Parece cada vez mais claro que a intenção de João XXIII ao convocar o Concílio era reconciliar a Igreja com o mundo moderno, ou seja, pensar aquele “presente” à luz da grande Tradição e do Evangelho. O que implicitamente significava uma tomada de posição com relação ao domínio absoluto da “pequena tradição”, mesmo várias vezes centenária. Só uma lúcida sintonia da assembléia conciliar com essa proposta pode explicar os rumos inesperados do Concílio diante do que eram os projetos das comissões preparatórias.

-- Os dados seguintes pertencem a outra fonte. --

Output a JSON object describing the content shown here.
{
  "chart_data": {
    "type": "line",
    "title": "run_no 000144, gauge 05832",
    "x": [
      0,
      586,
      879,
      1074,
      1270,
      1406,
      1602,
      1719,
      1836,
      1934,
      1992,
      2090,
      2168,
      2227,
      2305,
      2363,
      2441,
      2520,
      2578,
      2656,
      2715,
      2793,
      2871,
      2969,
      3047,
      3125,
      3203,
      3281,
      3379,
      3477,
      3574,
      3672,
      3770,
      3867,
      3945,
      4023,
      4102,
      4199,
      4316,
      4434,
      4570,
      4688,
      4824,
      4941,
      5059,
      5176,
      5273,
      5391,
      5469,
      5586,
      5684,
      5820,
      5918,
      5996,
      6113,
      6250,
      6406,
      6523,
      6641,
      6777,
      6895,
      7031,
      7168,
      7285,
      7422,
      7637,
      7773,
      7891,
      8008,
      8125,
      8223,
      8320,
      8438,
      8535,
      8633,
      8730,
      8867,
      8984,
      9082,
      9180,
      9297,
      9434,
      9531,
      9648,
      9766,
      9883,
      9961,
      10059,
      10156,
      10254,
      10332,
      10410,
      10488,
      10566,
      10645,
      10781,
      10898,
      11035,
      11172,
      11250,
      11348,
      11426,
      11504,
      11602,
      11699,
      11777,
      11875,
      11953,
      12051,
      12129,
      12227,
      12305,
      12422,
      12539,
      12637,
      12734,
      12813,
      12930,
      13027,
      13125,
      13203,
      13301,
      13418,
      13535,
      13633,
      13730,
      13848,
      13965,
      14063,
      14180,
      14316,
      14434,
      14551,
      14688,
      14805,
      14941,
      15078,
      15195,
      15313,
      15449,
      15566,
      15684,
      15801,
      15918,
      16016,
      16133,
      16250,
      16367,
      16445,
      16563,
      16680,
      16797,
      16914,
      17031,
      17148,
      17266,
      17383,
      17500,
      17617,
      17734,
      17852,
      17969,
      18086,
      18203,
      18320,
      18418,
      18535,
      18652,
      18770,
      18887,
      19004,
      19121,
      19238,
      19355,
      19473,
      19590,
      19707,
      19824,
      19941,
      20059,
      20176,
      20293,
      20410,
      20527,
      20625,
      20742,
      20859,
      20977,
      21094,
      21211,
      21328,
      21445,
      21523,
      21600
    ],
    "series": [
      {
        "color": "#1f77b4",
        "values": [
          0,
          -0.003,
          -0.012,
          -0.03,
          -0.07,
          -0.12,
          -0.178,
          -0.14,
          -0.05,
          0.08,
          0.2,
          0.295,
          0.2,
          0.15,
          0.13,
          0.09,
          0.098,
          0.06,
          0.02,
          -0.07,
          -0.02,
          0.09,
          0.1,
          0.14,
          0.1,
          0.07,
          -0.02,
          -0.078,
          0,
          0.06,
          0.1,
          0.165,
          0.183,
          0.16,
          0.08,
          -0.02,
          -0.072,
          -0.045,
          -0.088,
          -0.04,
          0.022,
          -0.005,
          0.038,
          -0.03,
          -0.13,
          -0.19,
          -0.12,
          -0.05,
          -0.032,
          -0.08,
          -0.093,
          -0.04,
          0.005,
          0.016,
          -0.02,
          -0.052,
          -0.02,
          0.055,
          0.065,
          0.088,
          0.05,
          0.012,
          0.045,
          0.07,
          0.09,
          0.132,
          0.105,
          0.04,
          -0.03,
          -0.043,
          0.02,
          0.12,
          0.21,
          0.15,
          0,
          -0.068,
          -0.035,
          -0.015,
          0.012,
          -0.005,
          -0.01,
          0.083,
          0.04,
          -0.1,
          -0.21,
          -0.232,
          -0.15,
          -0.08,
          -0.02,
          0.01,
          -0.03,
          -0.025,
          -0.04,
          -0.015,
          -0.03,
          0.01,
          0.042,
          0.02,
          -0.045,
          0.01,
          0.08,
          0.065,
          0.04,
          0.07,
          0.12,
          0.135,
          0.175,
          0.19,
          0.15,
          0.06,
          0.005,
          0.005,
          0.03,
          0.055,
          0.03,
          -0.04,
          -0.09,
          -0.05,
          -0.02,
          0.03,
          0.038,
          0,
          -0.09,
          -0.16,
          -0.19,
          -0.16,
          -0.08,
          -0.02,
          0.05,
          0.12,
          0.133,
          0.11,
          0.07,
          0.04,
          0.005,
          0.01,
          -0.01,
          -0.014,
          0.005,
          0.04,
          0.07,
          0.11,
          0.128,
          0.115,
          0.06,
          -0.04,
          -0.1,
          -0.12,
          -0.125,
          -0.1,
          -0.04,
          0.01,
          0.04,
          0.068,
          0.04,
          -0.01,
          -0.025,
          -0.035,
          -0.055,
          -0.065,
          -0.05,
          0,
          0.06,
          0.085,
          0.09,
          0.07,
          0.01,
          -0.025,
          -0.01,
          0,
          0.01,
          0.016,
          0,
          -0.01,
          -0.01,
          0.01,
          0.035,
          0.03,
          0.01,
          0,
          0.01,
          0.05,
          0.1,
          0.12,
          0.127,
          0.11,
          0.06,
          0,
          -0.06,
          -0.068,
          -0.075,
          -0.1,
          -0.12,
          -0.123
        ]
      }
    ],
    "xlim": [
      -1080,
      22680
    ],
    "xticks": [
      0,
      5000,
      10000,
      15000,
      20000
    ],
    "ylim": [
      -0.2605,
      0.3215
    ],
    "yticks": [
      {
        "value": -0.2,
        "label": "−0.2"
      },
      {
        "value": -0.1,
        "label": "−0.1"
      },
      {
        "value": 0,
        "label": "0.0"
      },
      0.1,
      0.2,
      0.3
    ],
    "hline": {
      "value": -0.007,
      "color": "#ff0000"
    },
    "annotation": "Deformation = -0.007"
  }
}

Um juízo histórico mais sereno e objetivo é condição indispensável para reconhecermos que esse foi o objetivo do Vaticano II. Quarenta e cinco anos depois, num horizonte religioso, social e cultural profundamente diferente, é-nós, talvez, mais fácil superar a tentação de ver no Concílio a origem de todos os males. Só assim poderemos recuperar a sua “memória” verdadeira e assumir responsavelmente o seu legado. Sem cair na sutil tentação de domesticá-lo. E muito menos de esvaziar abertamente o seu “espírito”. Estaríamos trabalhando assim para que o que Yves Congar chamou a “re-recepção” do Concílio, ou seja, uma “segunda recepção”.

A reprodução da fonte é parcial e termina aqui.